Pub landlords back minimum alcohol price, says Alcohol Concern Cymru study
Publicans in Wales back the introduction of a minimum price per unit of alcohol, a new study claims.
Alcohol Concern Cymru said its research found 77% of those questioned in support, and most blamed cheap supermarket drink for a fall in trade.
The UK government is proposing introducing a minimum price of 40p per unit for Wales and England, while in Scotland 45p per unit is being debated.
Many publicans in Wales would back a price of 50p a unit, the survey found.
About 600 landlords took part in the survey, with almost half of them, 48%, saying their sales had dropped in the last year and and 61% saying they expected that to continue over the next 12 months.
Of those surveyed, 94% said they thought cheap alcohol sold in supermarkets played a part in the decline of sales, with a majority, 56%, citing this as the main reason.
A total of 91% said they thought supermarket promotions of cheap alcohol were "hypocritical" when pub landlords felt tightly controlled.
Alcohol Concern's Mark Leyshon said: "Landlords are telling us that it's unfair that they are blamed for so many of the alcohol-related problems in society, whilst supermarkets are allowed to continue to sell heavily discounted alcohol.
"There are many well-run pubs in Wales that provide a safe and sociable place to consume alcohol, but who feel they are being driven out of business by irresponsible pricing of alcoholic drinks in the off-trade.
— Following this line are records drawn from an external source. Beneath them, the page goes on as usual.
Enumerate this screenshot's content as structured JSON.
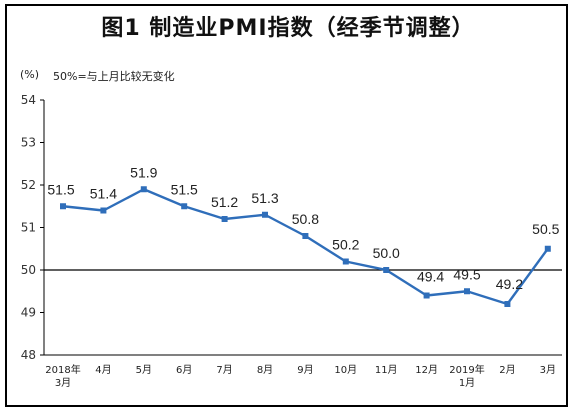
{
  "header": {
    "title": "图1  制造业PMI指数（经季节调整）",
    "unit": "(%)",
    "note": "50%=与上月比较无变化"
  },
  "colors": {
    "series": "#2F6EBA",
    "axis": "#000000",
    "frame": "#000000"
  },
  "chart_data": {
    "type": "line",
    "title": "图1  制造业PMI指数（经季节调整）",
    "ylabel": "(%)",
    "annotation": "50%=与上月比较无变化",
    "ylim": [
      48,
      54
    ],
    "yticks": [
      "48",
      "49",
      "50",
      "51",
      "52",
      "53",
      "54"
    ],
    "grid": false,
    "reference_line": 50,
    "categories": [
      {
        "line1": "2018年",
        "line2": "3月"
      },
      {
        "line1": "4月",
        "line2": ""
      },
      {
        "line1": "5月",
        "line2": ""
      },
      {
        "line1": "6月",
        "line2": ""
      },
      {
        "line1": "7月",
        "line2": ""
      },
      {
        "line1": "8月",
        "line2": ""
      },
      {
        "line1": "9月",
        "line2": ""
      },
      {
        "line1": "10月",
        "line2": ""
      },
      {
        "line1": "11月",
        "line2": ""
      },
      {
        "line1": "12月",
        "line2": ""
      },
      {
        "line1": "2019年",
        "line2": "1月"
      },
      {
        "line1": "2月",
        "line2": ""
      },
      {
        "line1": "3月",
        "line2": ""
      }
    ],
    "series": [
      {
        "values": [
          51.5,
          51.4,
          51.9,
          51.5,
          51.2,
          51.3,
          50.8,
          50.2,
          50.0,
          49.4,
          49.5,
          49.2,
          50.5
        ],
        "labels": [
          "51.5",
          "51.4",
          "51.9",
          "51.5",
          "51.2",
          "51.3",
          "50.8",
          "50.2",
          "50.0",
          "49.4",
          "49.5",
          "49.2",
          "50.5"
        ]
      }
    ]
  }
}
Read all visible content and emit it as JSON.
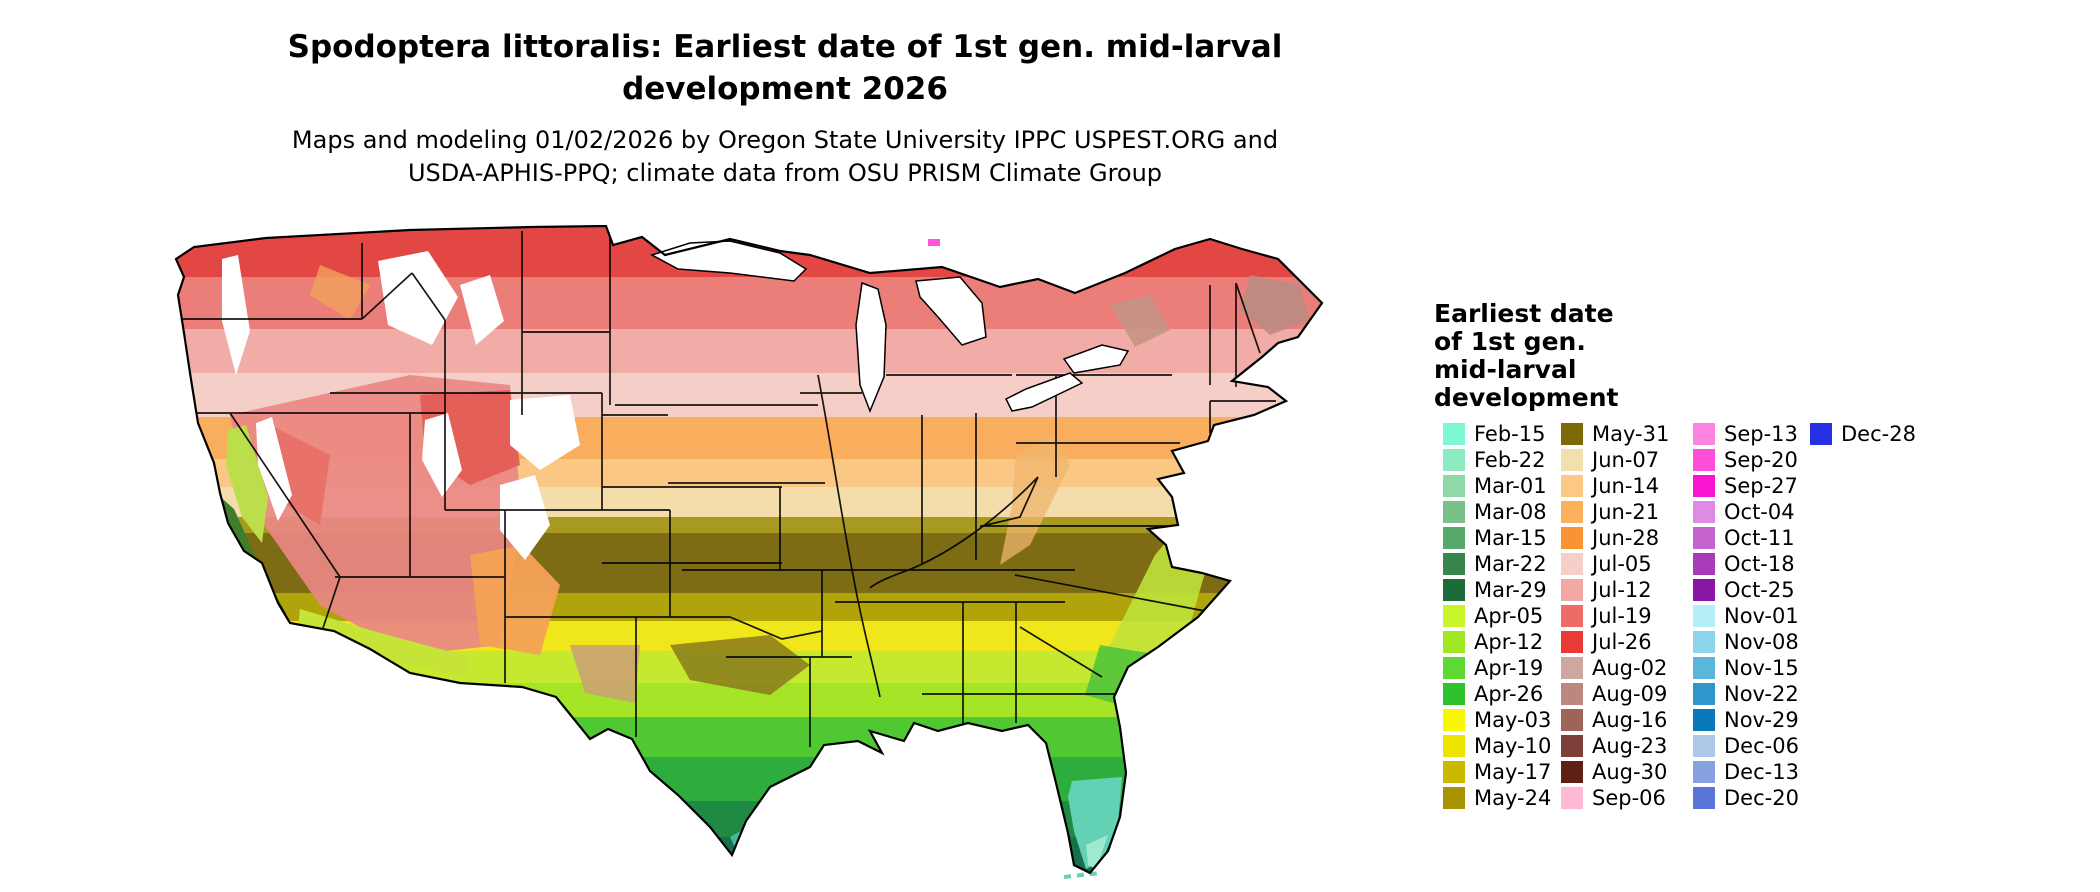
{
  "title": {
    "line1": "Spodoptera littoralis: Earliest date of 1st gen. mid-larval",
    "line2": "development 2026"
  },
  "subtitle": {
    "line1": "Maps and modeling 01/02/2026 by Oregon State University IPPC USPEST.ORG and",
    "line2": "USDA-APHIS-PPQ; climate data from OSU PRISM Climate Group"
  },
  "legend": {
    "title_lines": [
      "Earliest date",
      "of 1st gen.",
      "mid-larval",
      "development"
    ],
    "columns": [
      [
        {
          "label": "Feb-15",
          "color": "#7FF7D4"
        },
        {
          "label": "Feb-22",
          "color": "#8EECC3"
        },
        {
          "label": "Mar-01",
          "color": "#8FD8A8"
        },
        {
          "label": "Mar-08",
          "color": "#79C189"
        },
        {
          "label": "Mar-15",
          "color": "#59A86B"
        },
        {
          "label": "Mar-22",
          "color": "#37854D"
        },
        {
          "label": "Mar-29",
          "color": "#1C6B38"
        },
        {
          "label": "Apr-05",
          "color": "#C8F52A"
        },
        {
          "label": "Apr-12",
          "color": "#9FE823"
        },
        {
          "label": "Apr-19",
          "color": "#5ED931"
        },
        {
          "label": "Apr-26",
          "color": "#2EC12E"
        },
        {
          "label": "May-03",
          "color": "#F8F800"
        },
        {
          "label": "May-10",
          "color": "#EDE400"
        },
        {
          "label": "May-17",
          "color": "#CBB900"
        },
        {
          "label": "May-24",
          "color": "#A79300"
        }
      ],
      [
        {
          "label": "May-31",
          "color": "#7D6A06"
        },
        {
          "label": "Jun-07",
          "color": "#F3DFAD"
        },
        {
          "label": "Jun-14",
          "color": "#FBC983"
        },
        {
          "label": "Jun-21",
          "color": "#FCB05C"
        },
        {
          "label": "Jun-28",
          "color": "#F99434"
        },
        {
          "label": "Jul-05",
          "color": "#F6CFC9"
        },
        {
          "label": "Jul-12",
          "color": "#F2A8A4"
        },
        {
          "label": "Jul-19",
          "color": "#EF6B66"
        },
        {
          "label": "Jul-26",
          "color": "#E93A35"
        },
        {
          "label": "Aug-02",
          "color": "#D0A8A2"
        },
        {
          "label": "Aug-09",
          "color": "#BB8880"
        },
        {
          "label": "Aug-16",
          "color": "#9D645C"
        },
        {
          "label": "Aug-23",
          "color": "#7C4038"
        },
        {
          "label": "Aug-30",
          "color": "#5E1F17"
        },
        {
          "label": "Sep-06",
          "color": "#FFB9D5"
        }
      ],
      [
        {
          "label": "Sep-13",
          "color": "#FF84DF"
        },
        {
          "label": "Sep-20",
          "color": "#FF4FD8"
        },
        {
          "label": "Sep-27",
          "color": "#FA14D4"
        },
        {
          "label": "Oct-04",
          "color": "#DE8BE3"
        },
        {
          "label": "Oct-11",
          "color": "#C563CF"
        },
        {
          "label": "Oct-18",
          "color": "#A73BB8"
        },
        {
          "label": "Oct-25",
          "color": "#8A16A6"
        },
        {
          "label": "Nov-01",
          "color": "#B4EEF7"
        },
        {
          "label": "Nov-08",
          "color": "#8BD4EC"
        },
        {
          "label": "Nov-15",
          "color": "#5BB6DC"
        },
        {
          "label": "Nov-22",
          "color": "#2D97CB"
        },
        {
          "label": "Nov-29",
          "color": "#0879BA"
        },
        {
          "label": "Dec-06",
          "color": "#AFC7E8"
        },
        {
          "label": "Dec-13",
          "color": "#86A1DE"
        },
        {
          "label": "Dec-20",
          "color": "#5B74D8"
        }
      ],
      [
        {
          "label": "Dec-28",
          "color": "#2531E3"
        }
      ]
    ]
  },
  "map": {
    "region": "Contiguous United States"
  }
}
"It's clear that a minimum price of 50p per alcohol unit would be of enormous help to the pub trade, but it would also have a positive impact in addressing binge-drinking and reducing alcohol-related harm."
Last month the Welsh government said it welcomed any move towards making minimum pricing on alcohol a reality.
It said: "We have also requested power to legislate on alcohol licensing on a number of occasions and these requests have been repeatedly rejected by the UK government."
It is said that a minimum price of 50p per unit would mean a 750ml bottle of wine of 12% alcohol by volume (ABV) would cost a minimum of £4.50
A can of beer at 5% ABV would be at least £1.25, while a bottle of vodka at 40% ABV would have to be priced at a minimum £14.